Figure 4Summary plot for the effect of important food sources of fructose-containing sugars on aspartate aminotransferase (AST). Data are weighted mean differences (95% confidence intervals) for summary effects of individual food sources and total food sources on ALT. Analyses conducted by generic, inverse variance random effects models (at least five trials available) or fixed effects models (fewer than five trials available). Between-study heterogeneity was assessed by the Cochrane Q statistic, where PQ < 0.100 is considered statistically significant, and quantified by the I2 statistic, where I2 ≥ 50% is considered evidence of substantial heterogeneity. The Grading of Recommendations, Assessment, Development and Evaluation (GRADE) of randomized controlled trials are rated as “High” certainty of evidence and can be downgraded by five domains and upgraded by one domain. The white squares represent no downgrades, while filled black squares indicate a single downgrade or upgrades for each outcome, and the black square with a white “2” indicates a double downgrade for each outcome.

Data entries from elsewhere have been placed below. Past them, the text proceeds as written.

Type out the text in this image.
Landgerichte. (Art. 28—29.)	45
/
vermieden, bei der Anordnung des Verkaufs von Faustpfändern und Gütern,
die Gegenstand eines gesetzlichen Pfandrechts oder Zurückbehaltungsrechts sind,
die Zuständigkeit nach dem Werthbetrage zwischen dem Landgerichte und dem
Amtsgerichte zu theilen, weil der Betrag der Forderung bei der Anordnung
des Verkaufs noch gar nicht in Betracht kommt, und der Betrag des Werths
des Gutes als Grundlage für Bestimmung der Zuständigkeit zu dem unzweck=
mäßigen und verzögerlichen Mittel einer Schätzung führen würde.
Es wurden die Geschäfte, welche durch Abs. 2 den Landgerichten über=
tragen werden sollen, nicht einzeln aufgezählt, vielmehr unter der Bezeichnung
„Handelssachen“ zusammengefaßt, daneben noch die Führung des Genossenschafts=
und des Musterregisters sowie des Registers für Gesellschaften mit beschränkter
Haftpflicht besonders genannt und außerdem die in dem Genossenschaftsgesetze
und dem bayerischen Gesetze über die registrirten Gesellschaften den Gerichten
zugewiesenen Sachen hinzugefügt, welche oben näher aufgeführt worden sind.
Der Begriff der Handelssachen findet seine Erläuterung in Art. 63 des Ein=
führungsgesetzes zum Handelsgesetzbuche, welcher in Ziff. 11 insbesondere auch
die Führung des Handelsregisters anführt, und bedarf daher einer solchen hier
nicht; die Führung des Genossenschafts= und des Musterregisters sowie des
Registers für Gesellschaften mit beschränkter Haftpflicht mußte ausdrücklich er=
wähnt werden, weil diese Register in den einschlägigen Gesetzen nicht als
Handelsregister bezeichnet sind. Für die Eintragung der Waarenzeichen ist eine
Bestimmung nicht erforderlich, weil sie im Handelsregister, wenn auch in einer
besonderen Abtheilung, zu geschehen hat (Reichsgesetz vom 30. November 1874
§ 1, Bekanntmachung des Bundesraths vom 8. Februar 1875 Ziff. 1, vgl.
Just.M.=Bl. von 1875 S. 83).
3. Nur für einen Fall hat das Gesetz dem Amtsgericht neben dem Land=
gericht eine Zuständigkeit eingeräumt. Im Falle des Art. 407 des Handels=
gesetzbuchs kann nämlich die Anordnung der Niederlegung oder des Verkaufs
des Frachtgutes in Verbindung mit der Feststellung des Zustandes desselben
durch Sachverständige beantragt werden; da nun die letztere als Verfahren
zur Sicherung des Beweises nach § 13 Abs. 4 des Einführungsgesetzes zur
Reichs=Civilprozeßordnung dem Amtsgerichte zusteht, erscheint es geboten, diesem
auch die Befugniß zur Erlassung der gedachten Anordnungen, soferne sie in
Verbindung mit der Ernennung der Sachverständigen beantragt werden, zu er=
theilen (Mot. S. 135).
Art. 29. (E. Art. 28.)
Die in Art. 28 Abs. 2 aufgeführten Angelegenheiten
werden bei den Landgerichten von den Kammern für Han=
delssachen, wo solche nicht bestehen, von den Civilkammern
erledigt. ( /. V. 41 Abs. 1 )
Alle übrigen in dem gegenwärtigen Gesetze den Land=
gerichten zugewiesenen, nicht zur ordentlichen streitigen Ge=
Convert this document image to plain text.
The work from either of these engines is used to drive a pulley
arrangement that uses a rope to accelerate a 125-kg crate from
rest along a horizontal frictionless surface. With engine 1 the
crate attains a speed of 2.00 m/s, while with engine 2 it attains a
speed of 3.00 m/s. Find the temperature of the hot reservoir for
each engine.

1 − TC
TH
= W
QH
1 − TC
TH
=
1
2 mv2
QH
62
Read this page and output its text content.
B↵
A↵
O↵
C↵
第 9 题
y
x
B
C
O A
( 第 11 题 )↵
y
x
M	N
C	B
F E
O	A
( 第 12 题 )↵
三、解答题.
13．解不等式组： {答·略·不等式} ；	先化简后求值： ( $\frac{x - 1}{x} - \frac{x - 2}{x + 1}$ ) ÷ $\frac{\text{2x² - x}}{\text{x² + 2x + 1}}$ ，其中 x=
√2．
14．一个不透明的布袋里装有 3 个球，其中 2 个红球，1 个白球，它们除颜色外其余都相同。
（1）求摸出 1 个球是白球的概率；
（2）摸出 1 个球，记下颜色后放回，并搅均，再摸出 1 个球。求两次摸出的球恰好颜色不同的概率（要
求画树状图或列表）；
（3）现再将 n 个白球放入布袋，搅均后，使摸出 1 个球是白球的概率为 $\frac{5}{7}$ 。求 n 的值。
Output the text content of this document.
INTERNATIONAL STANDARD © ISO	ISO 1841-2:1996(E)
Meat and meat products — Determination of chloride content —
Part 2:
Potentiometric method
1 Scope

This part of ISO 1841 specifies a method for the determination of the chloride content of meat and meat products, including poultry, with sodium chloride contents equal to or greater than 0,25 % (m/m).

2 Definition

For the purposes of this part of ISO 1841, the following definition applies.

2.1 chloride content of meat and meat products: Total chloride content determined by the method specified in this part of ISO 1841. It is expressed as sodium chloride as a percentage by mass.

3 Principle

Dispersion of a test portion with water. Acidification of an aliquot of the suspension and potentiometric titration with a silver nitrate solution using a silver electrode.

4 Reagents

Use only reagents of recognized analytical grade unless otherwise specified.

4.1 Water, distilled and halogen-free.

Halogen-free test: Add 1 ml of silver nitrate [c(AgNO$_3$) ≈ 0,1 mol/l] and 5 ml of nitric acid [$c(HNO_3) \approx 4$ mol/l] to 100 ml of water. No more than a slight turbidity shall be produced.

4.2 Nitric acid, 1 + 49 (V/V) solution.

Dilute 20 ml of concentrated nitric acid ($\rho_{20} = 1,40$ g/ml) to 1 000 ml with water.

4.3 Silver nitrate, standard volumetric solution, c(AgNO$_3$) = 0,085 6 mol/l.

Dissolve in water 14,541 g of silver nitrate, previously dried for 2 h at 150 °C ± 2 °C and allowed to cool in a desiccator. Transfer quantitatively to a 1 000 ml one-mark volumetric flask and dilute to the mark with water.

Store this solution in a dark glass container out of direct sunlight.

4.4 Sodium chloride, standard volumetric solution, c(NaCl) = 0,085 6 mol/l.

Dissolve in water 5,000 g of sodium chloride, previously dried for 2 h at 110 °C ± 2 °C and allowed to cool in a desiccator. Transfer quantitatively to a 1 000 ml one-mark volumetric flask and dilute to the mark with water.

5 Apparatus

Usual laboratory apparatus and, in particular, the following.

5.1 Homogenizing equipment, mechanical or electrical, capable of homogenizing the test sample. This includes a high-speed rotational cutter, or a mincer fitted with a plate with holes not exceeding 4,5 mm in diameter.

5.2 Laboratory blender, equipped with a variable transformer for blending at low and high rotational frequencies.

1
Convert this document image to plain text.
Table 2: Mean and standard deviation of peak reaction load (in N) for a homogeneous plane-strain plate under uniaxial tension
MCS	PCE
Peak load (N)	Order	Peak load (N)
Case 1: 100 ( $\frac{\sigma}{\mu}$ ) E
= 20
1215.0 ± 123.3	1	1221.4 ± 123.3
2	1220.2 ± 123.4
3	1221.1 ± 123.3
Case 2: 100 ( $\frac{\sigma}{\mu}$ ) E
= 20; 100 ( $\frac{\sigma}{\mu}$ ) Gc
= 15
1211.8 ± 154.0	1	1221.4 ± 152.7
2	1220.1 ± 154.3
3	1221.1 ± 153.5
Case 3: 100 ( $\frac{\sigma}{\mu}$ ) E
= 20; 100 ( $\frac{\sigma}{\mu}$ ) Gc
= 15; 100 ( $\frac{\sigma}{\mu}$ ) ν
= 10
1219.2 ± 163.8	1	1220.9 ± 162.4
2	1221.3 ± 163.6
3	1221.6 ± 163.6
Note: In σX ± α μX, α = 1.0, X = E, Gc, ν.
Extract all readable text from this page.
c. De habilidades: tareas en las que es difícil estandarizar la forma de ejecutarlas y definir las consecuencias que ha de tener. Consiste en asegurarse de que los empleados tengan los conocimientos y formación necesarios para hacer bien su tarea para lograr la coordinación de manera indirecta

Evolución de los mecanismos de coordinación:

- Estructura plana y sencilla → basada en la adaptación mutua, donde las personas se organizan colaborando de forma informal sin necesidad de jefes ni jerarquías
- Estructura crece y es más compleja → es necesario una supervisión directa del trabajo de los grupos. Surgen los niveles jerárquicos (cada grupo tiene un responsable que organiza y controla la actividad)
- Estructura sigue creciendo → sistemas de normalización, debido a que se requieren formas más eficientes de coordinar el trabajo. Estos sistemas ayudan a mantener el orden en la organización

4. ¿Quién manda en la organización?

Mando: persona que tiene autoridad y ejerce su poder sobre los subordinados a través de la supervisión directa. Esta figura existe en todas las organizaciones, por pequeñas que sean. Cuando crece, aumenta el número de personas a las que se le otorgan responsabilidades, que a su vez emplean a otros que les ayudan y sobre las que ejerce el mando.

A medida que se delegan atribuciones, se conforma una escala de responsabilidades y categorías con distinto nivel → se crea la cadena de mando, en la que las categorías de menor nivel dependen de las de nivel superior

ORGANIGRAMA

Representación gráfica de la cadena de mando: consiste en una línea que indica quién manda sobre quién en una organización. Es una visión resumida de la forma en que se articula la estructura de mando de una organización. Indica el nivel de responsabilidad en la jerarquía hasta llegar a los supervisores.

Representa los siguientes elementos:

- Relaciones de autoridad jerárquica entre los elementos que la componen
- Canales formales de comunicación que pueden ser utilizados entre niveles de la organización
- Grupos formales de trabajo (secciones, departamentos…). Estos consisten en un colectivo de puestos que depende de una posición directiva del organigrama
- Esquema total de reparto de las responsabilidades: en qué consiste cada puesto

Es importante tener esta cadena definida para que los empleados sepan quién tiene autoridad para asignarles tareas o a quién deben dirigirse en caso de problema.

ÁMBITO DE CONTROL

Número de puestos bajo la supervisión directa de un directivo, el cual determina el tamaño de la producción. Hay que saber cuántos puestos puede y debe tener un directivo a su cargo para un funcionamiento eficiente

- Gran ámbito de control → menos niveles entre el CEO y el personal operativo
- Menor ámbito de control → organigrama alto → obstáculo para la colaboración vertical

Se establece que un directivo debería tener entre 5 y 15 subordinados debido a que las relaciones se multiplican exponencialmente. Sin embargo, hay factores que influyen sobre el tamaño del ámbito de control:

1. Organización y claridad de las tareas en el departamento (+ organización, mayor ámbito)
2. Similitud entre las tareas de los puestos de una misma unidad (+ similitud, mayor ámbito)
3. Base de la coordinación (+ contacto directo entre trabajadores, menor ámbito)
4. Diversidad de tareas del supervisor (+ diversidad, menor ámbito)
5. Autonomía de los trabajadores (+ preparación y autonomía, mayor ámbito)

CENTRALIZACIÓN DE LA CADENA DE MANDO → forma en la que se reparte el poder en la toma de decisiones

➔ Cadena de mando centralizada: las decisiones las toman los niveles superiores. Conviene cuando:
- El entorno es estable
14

AST = aspartate aminotransferase; CI = confidence interval; GRADE = Grading of Recommendations, Assessment, Development and Evaluation; MD = mean difference; N = number; SMD = standardized mean difference; SSB = sugar-sweetened beverage. a For the interpretation of the magnitude, we used the MIDs to assess the importance of magnitude of our point estimate using the effect size categories according to new GRADE guidance. * Where there was a significant interaction by food source in substitution and addition trials and SSBs and mixed sources were the sole food sources in subtraction and ad libitum trials, we performed the GRADE analysis for each individual food source. To convert U/L to ukat/L, multiply U/L by 0.0167.